The orphanages of Premontre and Perpignan were entrusted to the Brothers only for some months, in 1856 and 1875 respectively. So the one at Arnis managed by Br. Vincent de Paul (a predestined name!) for 21 years could be considered as the first in the Institute. It was an agricultural (including wine-making) orphanage at the gates of Cahors. There, the Brothers succeeded priests in 1880. As they would do all over thence, the Brothers put their heart and soul into giving the youth a solid general and professional formation.


At the end of the 19th century, two other orphanages were entrusted to the Brothers: the one at Sainte-Radegonde at Tours and the one at the abbey of Lerins facing Cannes. They had to be closed down in 1903 like the one at Arnis.
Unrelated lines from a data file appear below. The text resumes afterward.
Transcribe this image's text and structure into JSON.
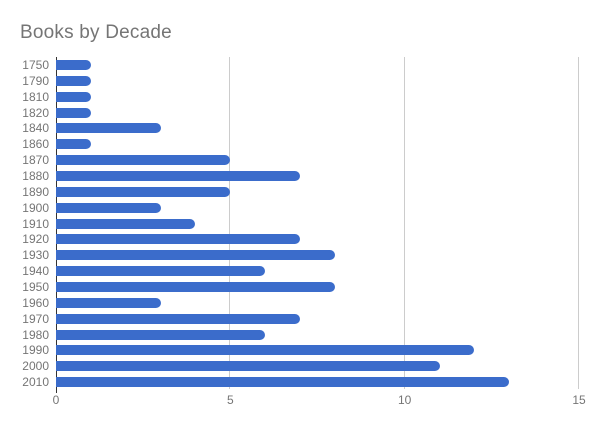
{
  "chart_data": {
    "type": "bar",
    "orientation": "horizontal",
    "title": "Books by Decade",
    "categories": [
      "1750",
      "1790",
      "1810",
      "1820",
      "1840",
      "1860",
      "1870",
      "1880",
      "1890",
      "1900",
      "1910",
      "1920",
      "1930",
      "1940",
      "1950",
      "1960",
      "1970",
      "1980",
      "1990",
      "2000",
      "2010"
    ],
    "values": [
      1,
      1,
      1,
      1,
      3,
      1,
      5,
      7,
      5,
      3,
      4,
      7,
      8,
      6,
      8,
      3,
      7,
      6,
      12,
      11,
      13
    ],
    "xlabel": "",
    "ylabel": "",
    "xlim": [
      0,
      15
    ],
    "xticks": [
      0,
      5,
      10,
      15
    ],
    "grid": "vertical-at-xticks",
    "legend": "none",
    "colors": {
      "bar": "#3b6ccb",
      "title": "#757575",
      "axis_label": "#757575",
      "gridline": "#cccccc",
      "baseline": "#333333",
      "background": "#ffffff"
    }
  }
}
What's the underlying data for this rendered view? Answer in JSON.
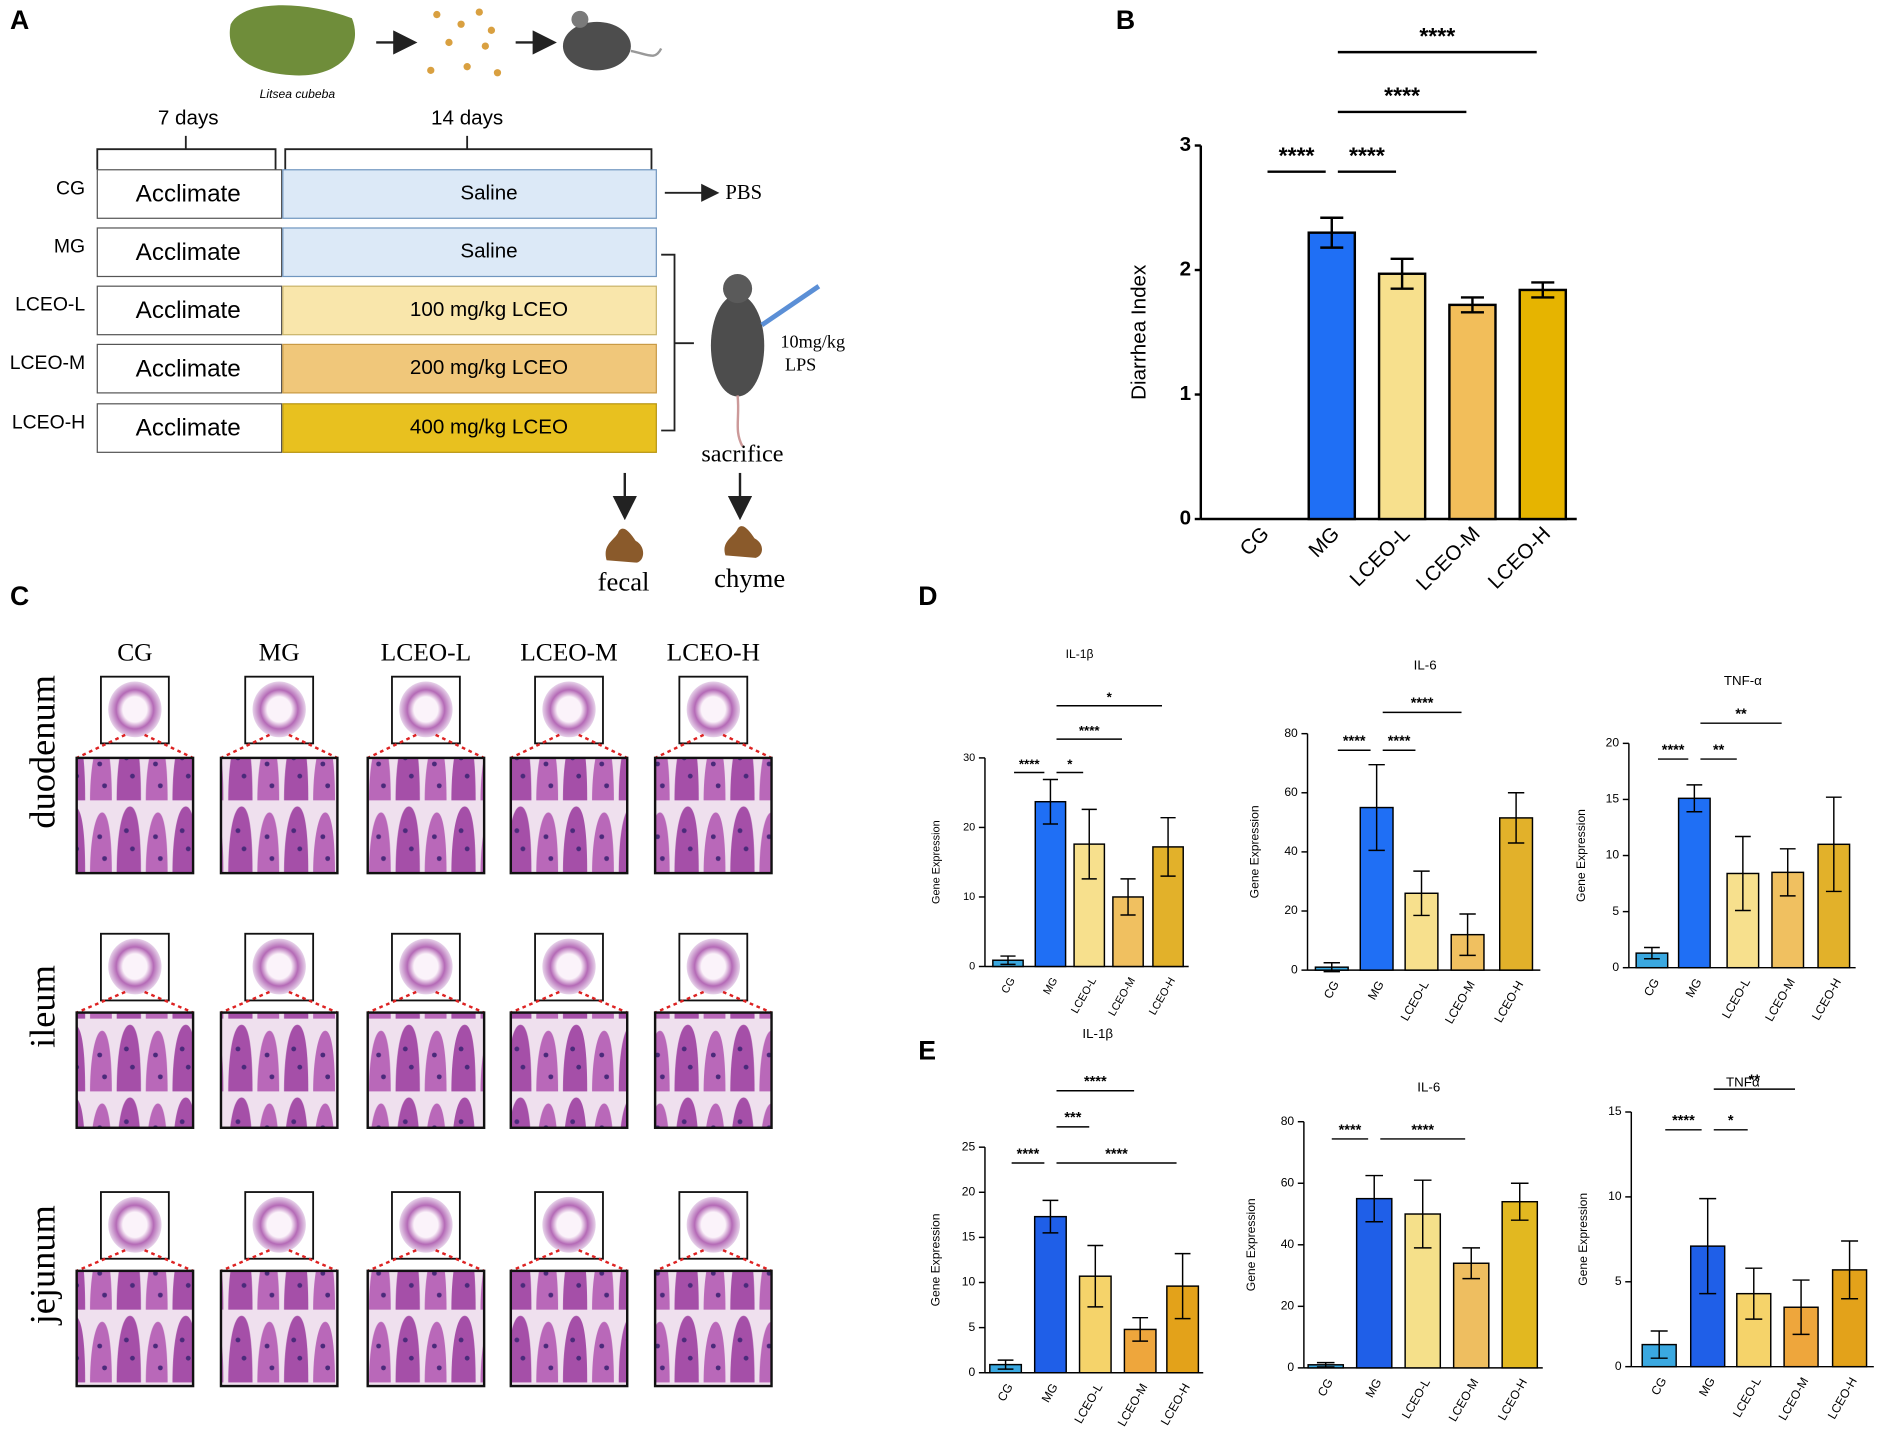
{
  "panel_labels": [
    "A",
    "B",
    "C",
    "D",
    "E"
  ],
  "panel_a": {
    "plant": "Litsea cubeba",
    "durations": [
      "7 days",
      "14 days"
    ],
    "groups": [
      {
        "name": "CG",
        "phase1": "Acclimate",
        "phase2": "Saline"
      },
      {
        "name": "MG",
        "phase1": "Acclimate",
        "phase2": "Saline"
      },
      {
        "name": "LCEO-L",
        "phase1": "Acclimate",
        "phase2": "100 mg/kg LCEO"
      },
      {
        "name": "LCEO-M",
        "phase1": "Acclimate",
        "phase2": "200 mg/kg LCEO"
      },
      {
        "name": "LCEO-H",
        "phase1": "Acclimate",
        "phase2": "400 mg/kg LCEO"
      }
    ],
    "control": "PBS",
    "injection": [
      "10mg/kg",
      "LPS"
    ],
    "end": "sacrifice",
    "samples": [
      "fecal",
      "chyme"
    ]
  },
  "panel_c": {
    "columns": [
      "CG",
      "MG",
      "LCEO-L",
      "LCEO-M",
      "LCEO-H"
    ],
    "rows": [
      "duodenum",
      "ileum",
      "jejunum"
    ]
  },
  "chart_data": [
    {
      "type": "bar",
      "ylabel": "Diarrhea Index",
      "categories": [
        "CG",
        "MG",
        "LCEO-L",
        "LCEO-M",
        "LCEO-H"
      ],
      "values": [
        0,
        2.3,
        1.97,
        1.72,
        1.84
      ],
      "errors": [
        null,
        0.12,
        0.12,
        0.06,
        0.06
      ],
      "colors": [
        "#ffffff",
        "#1f6ff5",
        "#f7e08d",
        "#f2be5a",
        "#e6b400"
      ],
      "ylim": [
        0,
        3
      ],
      "yticks": [
        0,
        1,
        2,
        3
      ],
      "significance": [
        {
          "from": "CG",
          "to": "MG",
          "label": "****"
        },
        {
          "from": "MG",
          "to": "LCEO-L",
          "label": "****"
        },
        {
          "from": "MG",
          "to": "LCEO-M",
          "label": "****"
        },
        {
          "from": "MG",
          "to": "LCEO-H",
          "label": "****"
        }
      ]
    },
    {
      "type": "bar",
      "title": "IL-1β",
      "ylabel": "Gene Expression",
      "categories": [
        "CG",
        "MG",
        "LCEO-L",
        "LCEO-M",
        "LCEO-H"
      ],
      "values": [
        0.9,
        23.7,
        17.6,
        10,
        17.2
      ],
      "errors": [
        0.6,
        3.2,
        5,
        2.6,
        4.2
      ],
      "colors": [
        "#3aa8e0",
        "#1f6ff5",
        "#f7e08d",
        "#f0c060",
        "#e2b12a"
      ],
      "ylim": [
        0,
        30
      ],
      "yticks": [
        0,
        10,
        20,
        30
      ],
      "significance": [
        {
          "from": "CG",
          "to": "MG",
          "label": "****"
        },
        {
          "from": "MG",
          "to": "LCEO-L",
          "label": "*"
        },
        {
          "from": "MG",
          "to": "LCEO-M",
          "label": "****"
        },
        {
          "from": "MG",
          "to": "LCEO-H",
          "label": "*"
        }
      ]
    },
    {
      "type": "bar",
      "title": "IL-6",
      "ylabel": "Gene Expression",
      "categories": [
        "CG",
        "MG",
        "LCEO-L",
        "LCEO-M",
        "LCEO-H"
      ],
      "values": [
        1,
        55,
        26,
        12,
        51.5
      ],
      "errors": [
        1.5,
        14.5,
        7.5,
        7,
        8.5
      ],
      "colors": [
        "#3aa8e0",
        "#1f6ff5",
        "#f7e08d",
        "#f0c060",
        "#e2b12a"
      ],
      "ylim": [
        0,
        80
      ],
      "yticks": [
        0,
        20,
        40,
        60,
        80
      ],
      "significance": [
        {
          "from": "CG",
          "to": "MG",
          "label": "****"
        },
        {
          "from": "MG",
          "to": "LCEO-L",
          "label": "****"
        },
        {
          "from": "MG",
          "to": "LCEO-M",
          "label": "****"
        }
      ]
    },
    {
      "type": "bar",
      "title": "TNF-α",
      "ylabel": "Gene Expression",
      "categories": [
        "CG",
        "MG",
        "LCEO-L",
        "LCEO-M",
        "LCEO-H"
      ],
      "values": [
        1.3,
        15.1,
        8.4,
        8.5,
        11
      ],
      "errors": [
        0.5,
        1.2,
        3.3,
        2.1,
        4.2
      ],
      "colors": [
        "#3aa8e0",
        "#1f6ff5",
        "#f7e08d",
        "#f0c060",
        "#e2b12a"
      ],
      "ylim": [
        0,
        20
      ],
      "yticks": [
        0,
        5,
        10,
        15,
        20
      ],
      "significance": [
        {
          "from": "CG",
          "to": "MG",
          "label": "****"
        },
        {
          "from": "MG",
          "to": "LCEO-L",
          "label": "**"
        },
        {
          "from": "MG",
          "to": "LCEO-M",
          "label": "**"
        }
      ]
    },
    {
      "type": "bar",
      "title": "IL-1β",
      "ylabel": "Gene Expression",
      "categories": [
        "CG",
        "MG",
        "LCEO-L",
        "LCEO-M",
        "LCEO-H"
      ],
      "values": [
        0.9,
        17.3,
        10.7,
        4.8,
        9.6
      ],
      "errors": [
        0.5,
        1.8,
        3.4,
        1.3,
        3.6
      ],
      "colors": [
        "#3aa8e0",
        "#1f5fe8",
        "#f5d36a",
        "#eea63c",
        "#e3a21a"
      ],
      "ylim": [
        0,
        25
      ],
      "yticks": [
        0,
        5,
        10,
        15,
        20,
        25
      ],
      "significance": [
        {
          "from": "CG",
          "to": "MG",
          "label": "****"
        },
        {
          "from": "MG",
          "to": "LCEO-H",
          "label": "****"
        },
        {
          "from": "MG",
          "to": "LCEO-L",
          "label": "***"
        },
        {
          "from": "MG",
          "to": "LCEO-M",
          "label": "****"
        }
      ]
    },
    {
      "type": "bar",
      "title": "IL-6",
      "ylabel": "Gene Expression",
      "categories": [
        "CG",
        "MG",
        "LCEO-L",
        "LCEO-M",
        "LCEO-H"
      ],
      "values": [
        1,
        55,
        50,
        34,
        54
      ],
      "errors": [
        0.7,
        7.5,
        11,
        5,
        6
      ],
      "colors": [
        "#3aa8e0",
        "#1f5fe8",
        "#f5e08a",
        "#eebe60",
        "#e2b820"
      ],
      "ylim": [
        0,
        80
      ],
      "yticks": [
        0,
        20,
        40,
        60,
        80
      ],
      "significance": [
        {
          "from": "CG",
          "to": "MG",
          "label": "****"
        },
        {
          "from": "MG",
          "to": "LCEO-M",
          "label": "****"
        }
      ]
    },
    {
      "type": "bar",
      "title": "TNFα",
      "ylabel": "Gene Expression",
      "categories": [
        "CG",
        "MG",
        "LCEO-L",
        "LCEO-M",
        "LCEO-H"
      ],
      "values": [
        1.3,
        7.1,
        4.3,
        3.5,
        5.7
      ],
      "errors": [
        0.8,
        2.8,
        1.5,
        1.6,
        1.7
      ],
      "colors": [
        "#3aa8e0",
        "#1f5fe8",
        "#f5d36a",
        "#eea63c",
        "#e3a21a"
      ],
      "ylim": [
        0,
        15
      ],
      "yticks": [
        0,
        5,
        10,
        15
      ],
      "significance": [
        {
          "from": "CG",
          "to": "MG",
          "label": "****"
        },
        {
          "from": "MG",
          "to": "LCEO-L",
          "label": "*"
        },
        {
          "from": "MG",
          "to": "LCEO-M",
          "label": "**"
        }
      ]
    }
  ]
}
Outside France, it is striking to note that in many countries and regions the first work of the Brothers is an orphanage: in Canada, at Montreal, St Francis Xavier (1888); in South India, at Tindivanam (1904); in Switzerland, at Montet, the Marini orphanage (1904); in North India, at Sardhana (1955); in Mauritius, the Pere Laval home (1969).


In Brazil, while the first works were traditional schools, the Brothers also looked after, from 1960 to 1963, the Lar Fonseca orphanage at Valenca, in the State of Rio, and then, from 1967 to 1968, the Rocinha home at Bambui. But it is after the nationalization of schools in 1969 that the District decided once and for all to start professional centres, at Diamantina and Passes and later, in 1986, at Almenara, for children of broken down families.


The Province of Italy was in charge of the orphanage of San Nicandro Garganico in the Puglie for about twenty years. When it was shut down it opened theCa’ Florens centre at Istrana.


The country which has the greatest number of orphanages run by the Brothers today is India: at Tindivanam and Pondur (Tamilnadu), at Sardhana (Uttar Pradesh) and Goa. There are also the Boys’ Towns of Hyderabad and Manaparai. Boys’ Towns accommodate children, who are not strictly orphans, but coming from families in difficulty. This is the same case with the technical centre in Dakar (Senegal) opened in 1994.


The orphanages of Apprentice Orphans of Auteuil, founded in France by Fr. Daniel Brattier, are widely admired The reputation of some orphanages of St Gabriel, as Saint-Arsene in Canada (See 21 August) and the seven Boys’ Towns of Asia and Oceania (See 25 April) is not inferior. Everywhere we find the same dedication.